Zwei schlanke Business-Typen

Große Aufmerksamkeit ist dem neuen Tourismo sicher. Und richtig gespannt haben wir die ersten Kilometer mit dem Newcomer zurückgelegt. Besonderes Augenmerk genießen die beiden Zweiachser mit hohem Neuheitswert.

Endlich ist es soweit. Nach den statischen Präsentationen und Messeauftritten darf sich der taufrische Tourismo auf der Straße beweisen. Die Omnibusbranche wartet mit Spannung auf den ersten Einsatz, wie wird sich das Nachfolgermodell des europaweit erfolgreichsten Reisebusses schlagen? Etwas Skepsis noch, bevor wir loslegen. Schließlich sind Fahrberichte, die man bei Modellpräsentationen fertigt, auch immer eine Gratwanderung.

Zu scharf darf man nicht urteilen, weil ja die Argumentationsgrundlage nicht hieb- und stichfest ist. Und man muss höllisch aufpassen, dass man den Marketingbotschaften nicht auf den Leim geht. Aber diesmal ist alles anders, unsere beiden Tourismo-Zweiachser parken nur wenige Meter von der kroatischen Küstenstraße entfernt. Wenn das keine Ansage ist – dann mal los mit den beiden Hochdeckern.

Zweiachser im Trend
Im ersten Schritt beschränkt sich der Marktführer auf klassische Hochdecker, das Volumensegment. Die gibt es in drei Längen: 12,30 m, 13,12 m, 13,94 m. Uns haben es die Zweiachser angetan, die ja jetzt groß im Kommen sind. Gerade die mittlere Fahrzeuglänge verspricht künftig Zuwachs, der neue Mercedes-Typ heißt Tourismo „M Strich Zwei“, er soll vor allem den Fernbusmarkt aufmischen. Mit seiner auf 7,5 t aufgelasteten Vorderachse darf er auch auf Deutschlands Straßen 19,5 t wiegen.
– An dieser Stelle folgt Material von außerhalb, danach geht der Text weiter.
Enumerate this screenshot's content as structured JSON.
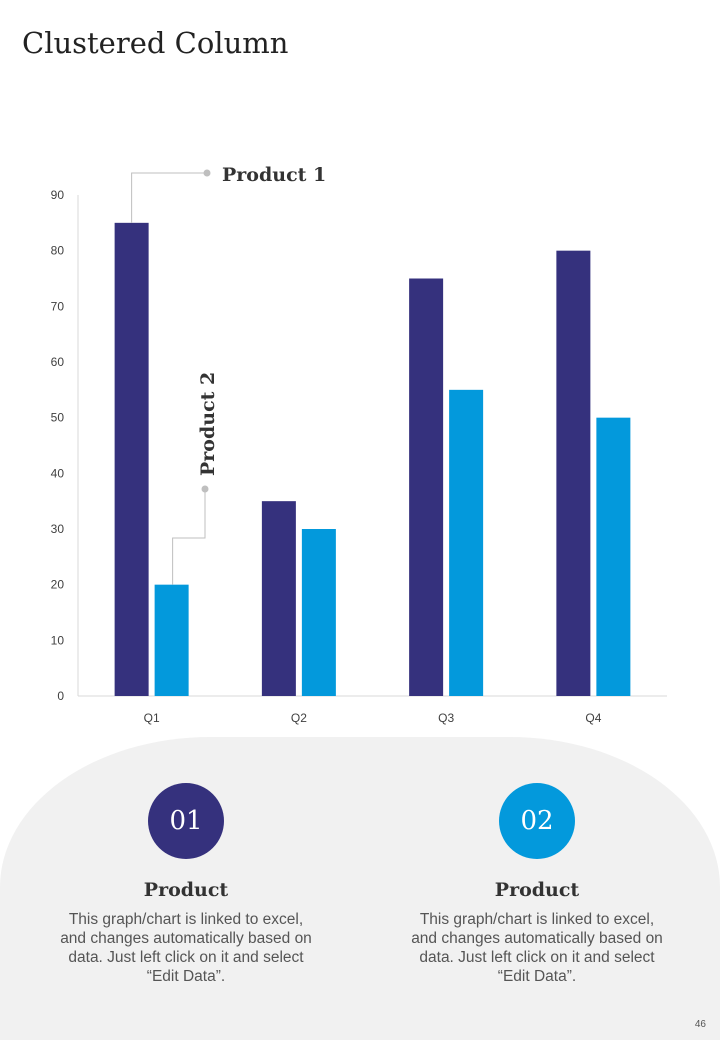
{
  "page": {
    "title": "Clustered Column",
    "page_number": "46"
  },
  "colors": {
    "product1": "#35317d",
    "product2": "#0399dc",
    "axis": "#d9d9d9",
    "callout": "#bfbfbf",
    "tick_text": "#404040",
    "panel": "#f1f1f1"
  },
  "chart_data": {
    "type": "bar",
    "categories": [
      "Q1",
      "Q2",
      "Q3",
      "Q4"
    ],
    "series": [
      {
        "name": "Product 1",
        "values": [
          85,
          35,
          75,
          80
        ]
      },
      {
        "name": "Product 2",
        "values": [
          20,
          30,
          55,
          50
        ]
      }
    ],
    "ylim": [
      0,
      90
    ],
    "yticks": [
      0,
      10,
      20,
      30,
      40,
      50,
      60,
      70,
      80,
      90
    ],
    "grid": false,
    "legend": "callout labels on first bars"
  },
  "cards": [
    {
      "number": "01",
      "title": "Product",
      "text": "This graph/chart is linked to excel, and changes automatically based on data. Just left click on it and select “Edit Data”."
    },
    {
      "number": "02",
      "title": "Product",
      "text": "This graph/chart is linked to excel, and changes automatically based on data. Just left click on it and select “Edit Data”."
    }
  ]
}
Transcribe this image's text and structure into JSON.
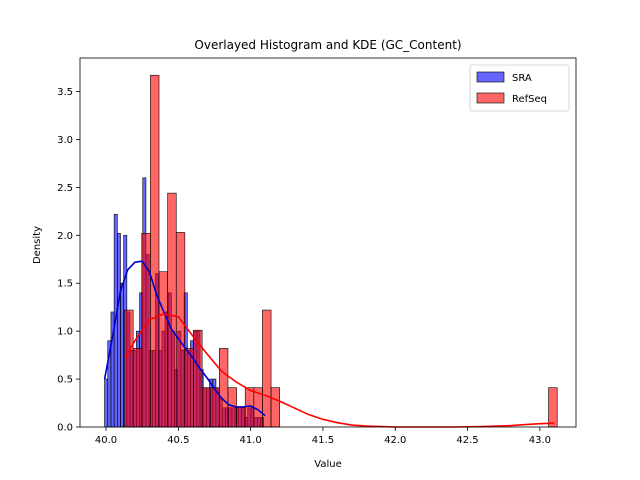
{
  "chart_data": {
    "type": "bar",
    "title": "Overlayed Histogram and KDE (GC_Content)",
    "xlabel": "Value",
    "ylabel": "Density",
    "xlim": [
      39.82,
      43.25
    ],
    "ylim": [
      0,
      3.85
    ],
    "xticks": [
      40.0,
      40.5,
      41.0,
      41.5,
      42.0,
      42.5,
      43.0
    ],
    "xtick_labels": [
      "40.0",
      "40.5",
      "41.0",
      "41.5",
      "42.0",
      "42.5",
      "43.0"
    ],
    "yticks": [
      0.0,
      0.5,
      1.0,
      1.5,
      2.0,
      2.5,
      3.0,
      3.5
    ],
    "ytick_labels": [
      "0.0",
      "0.5",
      "1.0",
      "1.5",
      "2.0",
      "2.5",
      "3.0",
      "3.5"
    ],
    "grid": false,
    "legend_position": "top-right",
    "series": [
      {
        "name": "SRA",
        "color": "#0000ff",
        "kde_color": "#0000cc",
        "bin_edges": [
          39.99,
          40.012,
          40.034,
          40.056,
          40.078,
          40.1,
          40.122,
          40.144,
          40.166,
          40.188,
          40.21,
          40.232,
          40.254,
          40.276,
          40.298,
          40.32,
          40.342,
          40.364,
          40.386,
          40.408,
          40.43,
          40.452,
          40.474,
          40.496,
          40.518,
          40.54,
          40.562,
          40.584,
          40.606,
          40.628,
          40.65,
          40.672,
          40.694,
          40.716,
          40.738,
          40.76,
          40.782,
          40.804,
          40.826,
          40.848,
          40.87,
          40.892,
          40.914,
          40.936,
          40.958,
          40.98,
          41.002,
          41.024,
          41.046,
          41.068,
          41.09
        ],
        "densities": [
          0.5,
          0.9,
          1.2,
          2.22,
          2.02,
          1.5,
          2.0,
          1.2,
          0.8,
          0.8,
          1.0,
          1.4,
          2.6,
          1.8,
          0.8,
          0.8,
          1.6,
          0.8,
          1.0,
          1.2,
          1.4,
          1.0,
          0.6,
          1.0,
          0.8,
          1.4,
          0.8,
          0.9,
          1.0,
          1.0,
          0.6,
          0.4,
          0.4,
          0.5,
          0.5,
          0.4,
          0.3,
          0.2,
          0.2,
          0.2,
          0.2,
          0.2,
          0.2,
          0.2,
          0.1,
          0.2,
          0.2,
          0.1,
          0.1,
          0.1
        ],
        "kde": {
          "x": [
            39.99,
            40.05,
            40.1,
            40.15,
            40.2,
            40.25,
            40.3,
            40.35,
            40.4,
            40.45,
            40.5,
            40.55,
            40.6,
            40.65,
            40.7,
            40.75,
            40.8,
            40.85,
            40.9,
            40.95,
            41.0,
            41.05,
            41.1
          ],
          "y": [
            0.5,
            0.98,
            1.42,
            1.64,
            1.72,
            1.73,
            1.62,
            1.38,
            1.2,
            1.03,
            0.92,
            0.82,
            0.72,
            0.61,
            0.51,
            0.4,
            0.3,
            0.23,
            0.21,
            0.21,
            0.22,
            0.18,
            0.12
          ]
        }
      },
      {
        "name": "RefSeq",
        "color": "#ff0000",
        "kde_color": "#ff0000",
        "bin_edges": [
          40.128,
          40.1876,
          40.2472,
          40.3068,
          40.3664,
          40.426,
          40.4856,
          40.5452,
          40.6048,
          40.6644,
          40.724,
          40.7836,
          40.8432,
          40.9028,
          40.9624,
          41.022,
          41.0816,
          41.1412
        ],
        "densities": [
          1.22,
          0.82,
          2.02,
          3.67,
          1.62,
          2.44,
          2.03,
          0.82,
          1.01,
          0.41,
          0.41,
          0.82,
          0.41,
          0.21,
          0.41,
          0.41,
          1.22
        ],
        "outlier_bins": [
          {
            "edges": [
              41.1412,
              41.2008
            ],
            "density": 0.41
          },
          {
            "edges": [
              43.06,
              43.12
            ],
            "density": 0.41
          }
        ],
        "kde": {
          "x": [
            40.13,
            40.2,
            40.3,
            40.4,
            40.5,
            40.6,
            40.7,
            40.8,
            40.9,
            41.0,
            41.1,
            41.2,
            41.3,
            41.4,
            41.5,
            41.6,
            41.7,
            41.8,
            42.0,
            42.2,
            42.4,
            42.6,
            42.8,
            42.9,
            43.0,
            43.1
          ],
          "y": [
            0.72,
            0.9,
            1.12,
            1.18,
            1.15,
            0.95,
            0.76,
            0.58,
            0.47,
            0.38,
            0.33,
            0.27,
            0.2,
            0.13,
            0.08,
            0.045,
            0.02,
            0.01,
            0.0,
            0.0,
            0.0,
            0.005,
            0.015,
            0.025,
            0.035,
            0.04
          ]
        }
      }
    ]
  }
}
Wenn man allerdings in die technischen Daten schaut und die Summe der zulässigen Achslasten nachrechnet, bleibt es bei 19 t – oder haben wir uns da verrechnet?

Mit mehr Länge und Gewicht verträgt er eine Sitzreihe mehr, in unserem Fall sind es 48 Fahrgastsitze mit 4-Sterne-Komfort. Und eine Achse weniger reduziert den Rollwiderstand, in manchem Nachbarland werden weniger Mautgebühren verlangt – dieses Effizienzangebot lassen sich kostenbewusste Betreiber sicher nicht entgehen. Selbst wenn es ums Gepäck geht, gibt es ein gutes Pro-Argument: Bis zu 11 m3 passen hinter die großen Klappen. Das meiste auf der linken Seite, hier darf der Hersteller gern ein wenig nachbessern: Die Kofferklappen schwenken nicht sonderlich weit nach oben, die erste Kopfnuss beim Laden vergisst man nicht so schnell.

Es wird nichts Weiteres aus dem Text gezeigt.